Because of Grandpa. Where was the grandpa in all of this? We kids didn’t know anything about a grandpa and had never asked. We never thought about it. That’s what kids do—take things for granted.
But then Mom was gone and Grandma was gone and Dad was drinking heavily. He died two years later. It never occurred to ask, “Hey, where is Grandpa?” and just like that it was too late. Anyone we could have asked was gone.
We didn’t find out about Grandpa until four years ago. And it turns out, Krakow was his hometown. That’s why World Youth Day is making me think about him.
Mom had a brother, my namesake, Uncle Larry. He had been in the 8th Army Air-Force during World War II and his plane had been shot down on a bombing mission. He survived the war as a POW in the infamous Stalag 17. One time I asked him about his dad. He told me, “He died.” Not another word. As I grew up, I lost contact with Uncle Larry.

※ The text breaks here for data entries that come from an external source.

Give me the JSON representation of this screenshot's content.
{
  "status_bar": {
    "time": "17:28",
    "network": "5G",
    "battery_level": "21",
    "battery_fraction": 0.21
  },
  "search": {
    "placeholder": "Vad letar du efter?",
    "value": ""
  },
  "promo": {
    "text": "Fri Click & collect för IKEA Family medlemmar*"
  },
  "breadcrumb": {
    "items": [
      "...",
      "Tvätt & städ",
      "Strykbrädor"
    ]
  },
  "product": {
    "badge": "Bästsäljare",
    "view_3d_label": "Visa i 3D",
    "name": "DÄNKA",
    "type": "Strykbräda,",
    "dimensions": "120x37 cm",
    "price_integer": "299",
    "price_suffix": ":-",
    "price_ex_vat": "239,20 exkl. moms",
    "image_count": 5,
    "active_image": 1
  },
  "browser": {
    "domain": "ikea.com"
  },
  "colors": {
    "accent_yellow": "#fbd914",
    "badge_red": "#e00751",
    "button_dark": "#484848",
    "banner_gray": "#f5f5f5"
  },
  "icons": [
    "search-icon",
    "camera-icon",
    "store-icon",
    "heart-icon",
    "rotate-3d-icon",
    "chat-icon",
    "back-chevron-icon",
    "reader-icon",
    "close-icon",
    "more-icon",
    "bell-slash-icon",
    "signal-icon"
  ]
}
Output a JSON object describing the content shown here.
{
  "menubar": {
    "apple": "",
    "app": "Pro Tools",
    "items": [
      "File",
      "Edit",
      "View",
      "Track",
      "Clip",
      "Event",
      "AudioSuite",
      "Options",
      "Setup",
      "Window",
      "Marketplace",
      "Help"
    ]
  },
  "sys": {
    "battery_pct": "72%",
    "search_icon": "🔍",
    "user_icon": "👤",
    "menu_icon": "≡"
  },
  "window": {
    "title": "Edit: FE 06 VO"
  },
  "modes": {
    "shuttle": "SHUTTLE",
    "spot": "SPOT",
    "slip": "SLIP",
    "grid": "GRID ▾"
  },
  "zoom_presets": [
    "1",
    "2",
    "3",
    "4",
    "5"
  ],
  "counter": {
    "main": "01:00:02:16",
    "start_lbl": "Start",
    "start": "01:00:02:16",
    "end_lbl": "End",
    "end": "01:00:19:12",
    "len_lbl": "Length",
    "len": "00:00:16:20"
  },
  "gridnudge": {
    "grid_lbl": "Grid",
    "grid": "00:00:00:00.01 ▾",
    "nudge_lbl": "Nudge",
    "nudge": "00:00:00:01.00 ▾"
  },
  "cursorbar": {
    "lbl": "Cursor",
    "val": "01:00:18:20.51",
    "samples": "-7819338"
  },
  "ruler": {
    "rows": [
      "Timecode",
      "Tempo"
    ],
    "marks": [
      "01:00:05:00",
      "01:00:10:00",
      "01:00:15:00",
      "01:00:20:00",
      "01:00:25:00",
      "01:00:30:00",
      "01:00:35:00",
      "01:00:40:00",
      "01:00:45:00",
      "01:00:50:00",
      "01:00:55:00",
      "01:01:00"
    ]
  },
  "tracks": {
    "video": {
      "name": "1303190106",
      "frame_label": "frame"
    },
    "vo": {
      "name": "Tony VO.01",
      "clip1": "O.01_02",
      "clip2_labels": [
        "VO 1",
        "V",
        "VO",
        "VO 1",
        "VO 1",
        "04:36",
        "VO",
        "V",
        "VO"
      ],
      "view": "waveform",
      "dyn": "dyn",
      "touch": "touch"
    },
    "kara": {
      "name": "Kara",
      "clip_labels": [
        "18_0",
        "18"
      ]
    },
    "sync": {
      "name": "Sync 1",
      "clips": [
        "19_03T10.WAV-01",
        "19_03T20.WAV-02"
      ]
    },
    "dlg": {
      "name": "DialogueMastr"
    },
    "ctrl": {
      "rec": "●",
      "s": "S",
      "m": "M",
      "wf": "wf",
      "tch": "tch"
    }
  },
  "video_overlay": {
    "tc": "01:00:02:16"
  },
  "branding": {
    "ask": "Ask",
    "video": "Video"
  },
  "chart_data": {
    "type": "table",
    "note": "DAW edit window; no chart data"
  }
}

About four years ago I received a message on Facebook (kudos to Facebook) from my long lost cousin, Vicki, Uncle Larry’s oldest. She had been on a quest and located me. Like dominoes perfectly colliding, my sister and brothers and cousins all reconnected.
Vicki had been wondering about the missing grandpa too. Her dad had told her only the same thing he had told me, and now he was gone. So Vicki set about investigating and unraveled the mystery of our missing grandpa.
Grandma was an immigrant from Austria. A devout Catholic who never missed Mass, she married a man named Isidore Schul. This was our grandfather. He was a Hebrew man from Krakow. The immigration papers and naturalization papers confirm this. He made it to America in 1910.
What brought a Polish Jew and Austrian Catholic to connect and marry, we do not know. He and Grandma split up when Mom and Uncle Larry were young children and then he died in the Bronx in 1965. We will never know more than this.
Grandpa Irv was the only one of his family to get to America. His parent’s names were Simon and Regina Schul. We do not know if they died in the Holocaust or before it began but apparently, from what Vicki discovered, Grandpa Irv’s siblings were victims of the Nazis. Probably in Ravensbruck, but it might have been Auschwitz.
So I am a cradle Catholic who is 25% Jewish. I am humbled by this connection. Jesus, the Blessed Mother, St. Joseph, their relatives, St. Ann, St. Joachim, and the apostles were all Jewish. They were also the first Catholics. And today, as I write this, Pope Francis is in Krakow, Grandpa Irv’s hometown. I feel connected to it all and the Holocaust has a whole new meaning for me. It is all part of my heritage. My “own people” were killed there. Shalom.